La digitalisation accrue expose les entreprises à des cybermenaces de plus en plus sophistiquées. Les départements des ressources humaines, les systèmes de paiement et les infrastructures cloud ressentent une tension croissante. Les professionnels en France sont particulièrement alertés face à ces nouvelles vulnérabilités.

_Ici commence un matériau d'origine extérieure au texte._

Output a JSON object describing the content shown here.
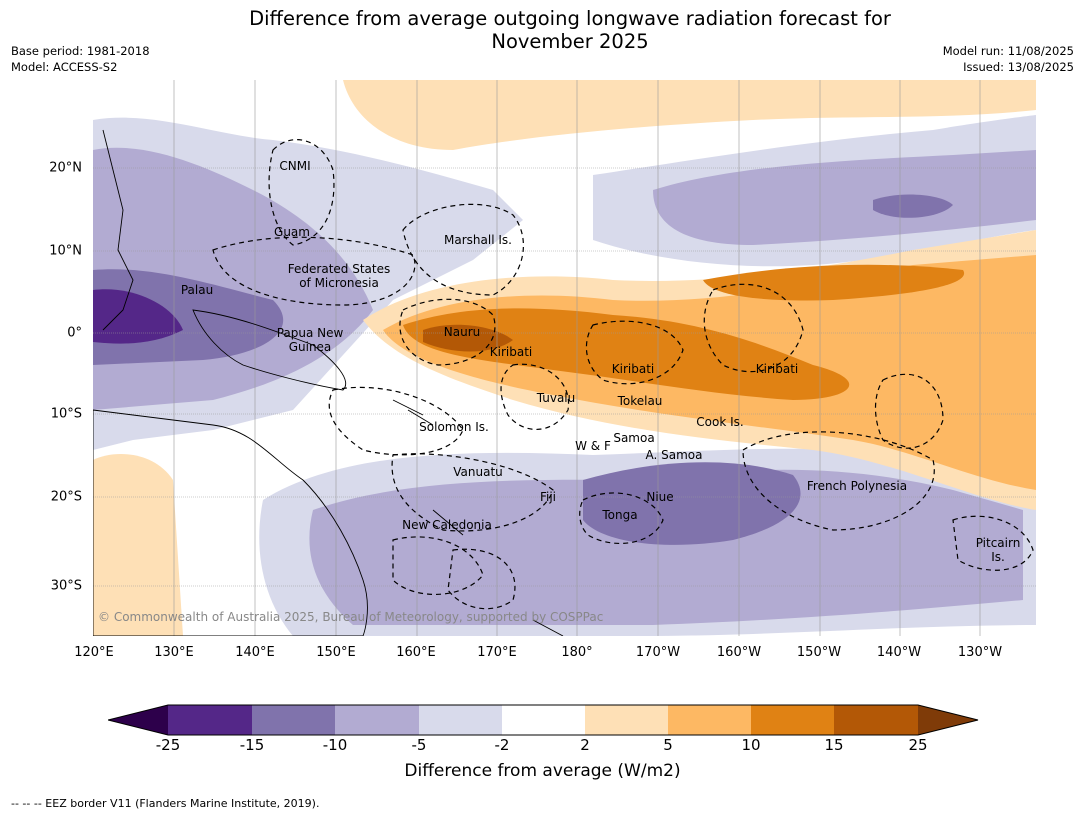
{
  "header": {
    "title_line1": "Difference from average outgoing longwave radiation forecast for",
    "title_line2": "November 2025",
    "base_period": "Base period: 1981-2018",
    "model": "Model: ACCESS-S2",
    "model_run": "Model run: 11/08/2025",
    "issued": "Issued: 13/08/2025"
  },
  "map": {
    "region_labels": {
      "cnmi": "CNMI",
      "guam": "Guam",
      "marshall": "Marshall Is.",
      "fsm1": "Federated States",
      "fsm2": "of Micronesia",
      "palau": "Palau",
      "png1": "Papua New",
      "png2": "Guinea",
      "nauru": "Nauru",
      "kiribati1": "Kiribati",
      "kiribati2": "Kiribati",
      "kiribati3": "Kiribati",
      "tuvalu": "Tuvalu",
      "tokelau": "Tokelau",
      "cook": "Cook Is.",
      "solomon": "Solomon Is.",
      "wf": "W & F",
      "samoa": "Samoa",
      "asamoa": "A. Samoa",
      "vanuatu": "Vanuatu",
      "fiji": "Fiji",
      "niue": "Niue",
      "tonga": "Tonga",
      "french_polynesia": "French Polynesia",
      "newcal": "New Caledonia",
      "pitcairn1": "Pitcairn",
      "pitcairn2": "Is."
    },
    "lat_ticks": [
      "20°N",
      "10°N",
      "0°",
      "10°S",
      "20°S",
      "30°S"
    ],
    "lon_ticks": [
      "120°E",
      "130°E",
      "140°E",
      "150°E",
      "160°E",
      "170°E",
      "180°",
      "170°W",
      "160°W",
      "150°W",
      "140°W",
      "130°W"
    ],
    "copyright": "© Commonwealth of Australia 2025, Bureau of Meteorology, supported by COSPPac"
  },
  "colorbar": {
    "ticks": [
      "-25",
      "-15",
      "-10",
      "-5",
      "-2",
      "2",
      "5",
      "10",
      "15",
      "25"
    ],
    "colors": {
      "below_min": "#2d004b",
      "c1": "#542788",
      "c2": "#8073ac",
      "c3": "#b2abd2",
      "c4": "#d8daeb",
      "c5": "#ffffff",
      "c6": "#fee0b6",
      "c7": "#fdb863",
      "c8": "#e08214",
      "c9": "#b35806",
      "above_max": "#7f3b08"
    },
    "title": "Difference from average (W/m2)"
  },
  "footer": {
    "eez_note": "--  --  -- EEZ border V11 (Flanders Marine Institute, 2019)."
  }
}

Les entreprises françaises réagissent face aux menaces de l’IA.
Une récente enquête de Sosafe révèle que 82 % des professionnels français estiment que leurs sociétés ont subi des cyberattaques liées à l’IA en 2024. Bien que ce taux soit élevé, il se montre inférieur à la moyenne mondiale de 87 %, et bien en-dessous des chiffres de pays comme l’Australie (96 %) ou la région DACH (Allemagne, Autriche, Suisse) à 94 %.
Cette moindre exposition n’empêche pas les travailleurs français d’exprimer une vive inquiétude face à l’évolution des cybermenaces, surtout avec l’accroissement de la digitalisation des opérations commerciales.
Les cybermenaces sont en hausse, l’inquiétude des entreprises françaises grandit
Les attaques alimentées par l’IA se distinguent par leur niveau de sophistication et leur capacité de personnalisation. Cela crée un défi considérable pour les entreprises. Malgré une exposition réduite, 33 % des professionnels français signalent une augmentation marquée des cyberattaques multicanaux, bien que ce chiffre reste sous la moyenne mondiale de 44 %.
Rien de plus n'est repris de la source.